The prosecutor read that Mr. Wade willfully and knowingly aided, abetted, encouraged, assisted, advised and counseled someone who stabbed the victim to death.
Even if this plea had been entered after Wood v. Morris, supra, we would not exalt form over substance. Ignoring 3 days of trial testimony and the exercise of a defendant's right to jury trial, which he interrupts to enter a plea to a reduced charge, to upset an otherwise valid plea for some overly technical, hypercritical and meaningless flaw in the plea-taking record asks too much of this court.
THE HOSTAGE PLEA
With respect to the hostage taking plea, the statement of the defendant on plea of guilty indicates Mr. Wade was advised of his rights to counsel, to a jury trial, to hear and question witnesses against him and of the necessity of proving the State's case beyond a reasonable doubt. In addition, the report of proceedings on entry of the plea establishes the court also orally advised Mr. Wade of his rights:
THE COURT: And when you enter a plea of guilty, you are admitting that you did what you are charged with and this becomes the proof of the fact that you did. It is not necessary for the prosecution to produce any witnesses for the Court to make a determination as to whether you did or didn't do the crime, and you have waived your right to silence and a jury trial. You understand this?
THE DEFENDANT: Yes, sir.
For a factual basis, the court asked Mr. Wade what he did to commit the crime. Mr. Wade replied he was trying to get some drugs out of the hospital (apparently the prison hospital). The court asked what he did while he was trying to accomplish that, and Mr. Wade replied, "I went in the side door and told them I wanted some drugs, and they told me I couldn't have none, so I left." The defendant added: "The way it happened, we went into the side hospital and we were loaded on drugs, and we had knives, and we said we wanted some drugs, and the person said, `I don't have the keys. I can't give them to you.' And I said, `Okay,' so we left. That's what happened." When counsel asked whether a hostage had been taken, the defendant said, "I told the three to get against the wall and stand there. I guess you call it holding a hostage, Your Honor."
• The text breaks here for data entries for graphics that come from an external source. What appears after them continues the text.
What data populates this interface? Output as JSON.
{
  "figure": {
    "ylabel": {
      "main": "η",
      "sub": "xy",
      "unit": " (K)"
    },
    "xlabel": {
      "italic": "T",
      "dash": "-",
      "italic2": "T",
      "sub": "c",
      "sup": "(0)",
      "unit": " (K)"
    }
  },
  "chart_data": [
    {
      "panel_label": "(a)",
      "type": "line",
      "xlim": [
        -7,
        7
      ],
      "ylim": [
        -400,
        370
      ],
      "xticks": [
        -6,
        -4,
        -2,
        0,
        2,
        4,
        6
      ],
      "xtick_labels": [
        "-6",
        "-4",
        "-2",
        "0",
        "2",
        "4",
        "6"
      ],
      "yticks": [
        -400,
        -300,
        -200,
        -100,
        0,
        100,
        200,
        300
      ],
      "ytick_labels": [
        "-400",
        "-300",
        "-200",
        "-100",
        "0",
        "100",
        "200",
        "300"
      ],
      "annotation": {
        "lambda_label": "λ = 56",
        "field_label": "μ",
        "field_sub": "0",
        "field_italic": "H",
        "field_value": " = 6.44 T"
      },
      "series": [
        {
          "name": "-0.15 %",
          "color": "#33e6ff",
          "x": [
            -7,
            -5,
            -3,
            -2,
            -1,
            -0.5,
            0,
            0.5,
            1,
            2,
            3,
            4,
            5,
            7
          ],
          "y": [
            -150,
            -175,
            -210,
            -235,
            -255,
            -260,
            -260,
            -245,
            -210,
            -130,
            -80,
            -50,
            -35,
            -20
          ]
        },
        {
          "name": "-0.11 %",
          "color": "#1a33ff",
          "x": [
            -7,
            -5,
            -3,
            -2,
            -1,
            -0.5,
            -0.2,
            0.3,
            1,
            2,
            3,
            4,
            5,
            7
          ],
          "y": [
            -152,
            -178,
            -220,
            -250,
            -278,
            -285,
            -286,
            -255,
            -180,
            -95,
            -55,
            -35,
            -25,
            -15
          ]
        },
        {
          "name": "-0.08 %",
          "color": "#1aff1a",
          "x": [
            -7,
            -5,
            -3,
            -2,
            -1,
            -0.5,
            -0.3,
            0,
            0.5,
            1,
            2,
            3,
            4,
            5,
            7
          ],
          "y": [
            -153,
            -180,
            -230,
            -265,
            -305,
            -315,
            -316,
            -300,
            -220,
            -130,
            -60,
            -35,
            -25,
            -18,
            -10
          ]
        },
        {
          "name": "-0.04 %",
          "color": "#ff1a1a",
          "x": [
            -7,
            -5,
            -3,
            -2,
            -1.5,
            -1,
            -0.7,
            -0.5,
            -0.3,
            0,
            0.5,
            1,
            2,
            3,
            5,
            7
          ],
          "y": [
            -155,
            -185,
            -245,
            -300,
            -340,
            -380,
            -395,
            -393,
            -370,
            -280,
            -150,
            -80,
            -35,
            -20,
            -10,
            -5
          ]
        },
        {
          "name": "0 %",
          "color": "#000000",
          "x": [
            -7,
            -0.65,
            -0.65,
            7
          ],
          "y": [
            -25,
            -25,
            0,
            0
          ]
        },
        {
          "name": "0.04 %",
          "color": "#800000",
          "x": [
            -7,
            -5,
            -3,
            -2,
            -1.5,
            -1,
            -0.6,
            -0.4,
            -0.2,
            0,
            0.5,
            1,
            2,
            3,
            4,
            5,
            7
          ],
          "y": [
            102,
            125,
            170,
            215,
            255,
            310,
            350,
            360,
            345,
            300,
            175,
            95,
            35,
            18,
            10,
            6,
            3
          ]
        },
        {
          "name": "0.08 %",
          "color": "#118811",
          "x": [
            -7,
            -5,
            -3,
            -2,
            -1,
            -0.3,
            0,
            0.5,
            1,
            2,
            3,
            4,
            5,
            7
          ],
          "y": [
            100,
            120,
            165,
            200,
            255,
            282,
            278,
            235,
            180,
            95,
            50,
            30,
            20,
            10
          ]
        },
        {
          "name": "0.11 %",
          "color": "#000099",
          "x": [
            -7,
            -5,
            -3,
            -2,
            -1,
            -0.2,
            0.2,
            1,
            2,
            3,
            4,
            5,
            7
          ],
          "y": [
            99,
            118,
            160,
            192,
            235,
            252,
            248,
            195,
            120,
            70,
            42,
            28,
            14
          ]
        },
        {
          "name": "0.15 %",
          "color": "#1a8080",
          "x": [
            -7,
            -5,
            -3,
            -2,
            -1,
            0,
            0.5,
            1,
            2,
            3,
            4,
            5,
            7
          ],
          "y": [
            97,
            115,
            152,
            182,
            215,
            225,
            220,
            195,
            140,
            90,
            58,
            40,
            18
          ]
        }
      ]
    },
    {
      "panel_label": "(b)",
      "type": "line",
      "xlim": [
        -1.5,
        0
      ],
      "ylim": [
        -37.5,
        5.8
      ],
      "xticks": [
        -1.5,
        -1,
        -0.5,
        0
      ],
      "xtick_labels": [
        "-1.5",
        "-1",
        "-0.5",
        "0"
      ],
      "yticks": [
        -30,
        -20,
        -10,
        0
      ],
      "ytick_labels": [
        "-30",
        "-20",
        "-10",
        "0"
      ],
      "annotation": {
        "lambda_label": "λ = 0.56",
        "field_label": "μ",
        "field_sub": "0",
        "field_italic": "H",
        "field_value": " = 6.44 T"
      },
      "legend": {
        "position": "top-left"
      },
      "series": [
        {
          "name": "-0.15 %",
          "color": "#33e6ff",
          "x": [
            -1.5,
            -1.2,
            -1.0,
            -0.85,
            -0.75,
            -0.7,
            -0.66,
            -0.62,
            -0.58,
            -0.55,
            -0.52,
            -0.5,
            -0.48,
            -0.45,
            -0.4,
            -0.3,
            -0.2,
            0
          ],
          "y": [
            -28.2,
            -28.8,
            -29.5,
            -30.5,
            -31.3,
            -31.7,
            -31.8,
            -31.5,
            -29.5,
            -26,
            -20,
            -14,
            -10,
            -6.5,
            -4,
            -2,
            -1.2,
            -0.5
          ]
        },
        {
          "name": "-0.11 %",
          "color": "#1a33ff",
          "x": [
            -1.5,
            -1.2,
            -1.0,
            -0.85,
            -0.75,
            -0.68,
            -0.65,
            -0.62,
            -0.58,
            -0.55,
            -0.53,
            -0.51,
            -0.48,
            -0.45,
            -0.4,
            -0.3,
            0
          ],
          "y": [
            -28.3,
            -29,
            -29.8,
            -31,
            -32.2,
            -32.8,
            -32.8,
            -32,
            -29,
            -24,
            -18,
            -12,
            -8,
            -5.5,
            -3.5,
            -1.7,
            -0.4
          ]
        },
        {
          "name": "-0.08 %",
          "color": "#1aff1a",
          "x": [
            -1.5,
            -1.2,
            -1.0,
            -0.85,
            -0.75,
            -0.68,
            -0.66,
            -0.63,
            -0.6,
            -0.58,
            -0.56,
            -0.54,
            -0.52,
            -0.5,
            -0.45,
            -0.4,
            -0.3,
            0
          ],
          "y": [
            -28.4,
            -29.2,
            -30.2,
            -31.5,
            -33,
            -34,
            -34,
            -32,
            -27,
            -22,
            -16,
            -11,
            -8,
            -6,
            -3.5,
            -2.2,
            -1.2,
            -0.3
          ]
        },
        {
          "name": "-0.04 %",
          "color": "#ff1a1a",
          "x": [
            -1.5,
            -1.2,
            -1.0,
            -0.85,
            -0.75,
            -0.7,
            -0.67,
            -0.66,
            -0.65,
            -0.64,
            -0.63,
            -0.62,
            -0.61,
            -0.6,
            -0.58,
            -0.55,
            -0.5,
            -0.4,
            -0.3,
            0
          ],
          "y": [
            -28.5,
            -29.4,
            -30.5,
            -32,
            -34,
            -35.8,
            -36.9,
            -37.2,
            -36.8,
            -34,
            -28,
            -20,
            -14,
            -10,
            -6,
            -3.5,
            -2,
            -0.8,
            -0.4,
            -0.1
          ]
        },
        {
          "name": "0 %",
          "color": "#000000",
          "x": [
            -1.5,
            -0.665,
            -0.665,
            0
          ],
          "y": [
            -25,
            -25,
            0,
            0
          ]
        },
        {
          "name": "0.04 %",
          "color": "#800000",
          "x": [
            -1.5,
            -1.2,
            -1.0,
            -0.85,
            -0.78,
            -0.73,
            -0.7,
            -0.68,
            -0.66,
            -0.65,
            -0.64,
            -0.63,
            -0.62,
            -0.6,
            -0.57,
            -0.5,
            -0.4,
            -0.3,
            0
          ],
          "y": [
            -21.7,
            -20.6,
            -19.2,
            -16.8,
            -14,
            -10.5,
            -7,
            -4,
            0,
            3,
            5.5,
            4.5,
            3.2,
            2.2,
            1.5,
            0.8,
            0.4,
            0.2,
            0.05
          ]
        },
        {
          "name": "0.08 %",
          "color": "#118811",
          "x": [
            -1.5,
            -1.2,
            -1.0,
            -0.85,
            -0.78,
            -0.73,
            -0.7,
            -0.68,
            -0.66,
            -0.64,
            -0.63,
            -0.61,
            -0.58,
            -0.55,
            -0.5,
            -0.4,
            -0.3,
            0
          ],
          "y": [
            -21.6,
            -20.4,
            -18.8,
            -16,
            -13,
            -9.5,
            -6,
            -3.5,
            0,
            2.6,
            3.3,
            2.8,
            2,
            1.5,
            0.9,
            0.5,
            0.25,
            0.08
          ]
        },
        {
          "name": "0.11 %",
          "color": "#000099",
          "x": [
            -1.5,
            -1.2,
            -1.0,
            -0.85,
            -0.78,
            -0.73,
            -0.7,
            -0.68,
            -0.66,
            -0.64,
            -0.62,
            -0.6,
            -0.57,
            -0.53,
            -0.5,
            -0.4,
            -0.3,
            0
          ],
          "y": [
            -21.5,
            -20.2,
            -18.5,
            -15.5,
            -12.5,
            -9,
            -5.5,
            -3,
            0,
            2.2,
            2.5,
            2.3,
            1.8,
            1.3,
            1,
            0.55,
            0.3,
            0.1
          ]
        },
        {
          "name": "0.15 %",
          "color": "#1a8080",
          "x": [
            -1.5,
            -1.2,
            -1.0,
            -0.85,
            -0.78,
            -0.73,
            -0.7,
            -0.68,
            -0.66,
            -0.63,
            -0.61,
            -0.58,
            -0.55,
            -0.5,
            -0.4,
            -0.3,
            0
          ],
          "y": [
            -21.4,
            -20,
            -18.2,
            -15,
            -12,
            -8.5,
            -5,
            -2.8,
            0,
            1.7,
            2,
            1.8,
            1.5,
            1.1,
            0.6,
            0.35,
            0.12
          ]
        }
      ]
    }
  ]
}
Furthermore, the court inquired of counsel whether the matter had been discussed with his client and whether counsel was convinced that what the client had done constituted the crime of holding a hostage. Counsel replied affirmatively, and the court asked, "On the basis of him with the knife having held these people against the wall for a period of time?" Counsel replied affirmatively.
The record demonstrates Mr. Wade knowingly and intelligently waived his trial rights by pleading guilty, and there is a sufficient factual basis to support the plea. Although the better practice is for the prosecutor to detail the factual basis, see In re Teems, 28 Wn. App. 631, 626 P.2d 13 (1981), Mr. Wade has not shown actual prejudice requiring relief from personal restraint. See In re Hews, supra.
The petition is dismissed.
GREEN and THOMPSON, JJ., concur.
Reconsideration denied August 1, 1984.